Cancer genome sequencing programs revealed recurring mutations in subunits of large and heterogeneous multi-subunit complexes, which regulate epigenetic and transcriptional processes. These subunits are often shared between complexes of distinct function. The basal transcription factor TFIID and the SAGA co-activator complex are examples of this theme. The crucial functions of TFIID and SAGA are reflected in their structural complexity, shared and unique subunits and diverse biochemical activities. Insights into in vivo assembly pathways of TFIID, SAGA and related transcription and chromatin complexes have been rather limited.
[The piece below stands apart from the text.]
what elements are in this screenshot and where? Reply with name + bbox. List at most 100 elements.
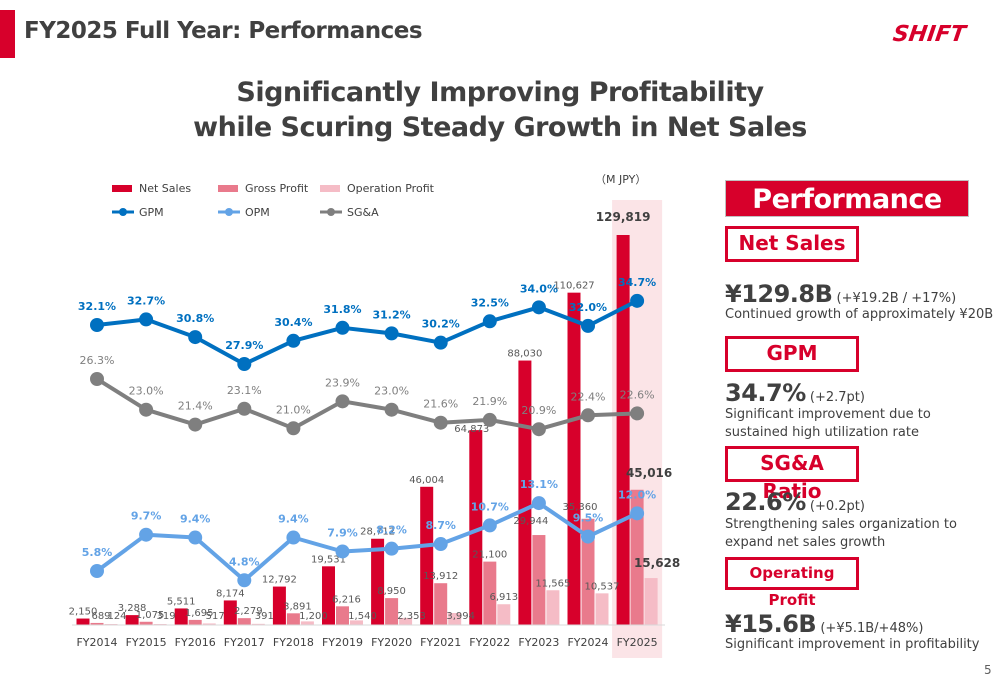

Recent cryo-EM data of yeast and human TFIID showed that the WD-40 domain of TAF5 organizes the histone-fold dimers of other TAFs into separate lobes. We have been employing quantitative mass spectrometry (qMS) methods to examine TFIID submodules and assembly mechanisms in human cells. This led to the identification of a submodule consisting of TAF5, TAF6 and TAF9 and to the discovery of a checkpoint function for chaperonin TRiC/CCT in TAF5/6/9 subcomplex assembly. Next, we employed qMS to interrogate cytoplasmic, nuclear and chromatin fractions from all 18 TFIID-TAFs entry points. I will discuss the progress in our understanding of TFIID biogenesis from TAF subcomplexes and of the dynamic association of TFIID and SAGA to chromatin.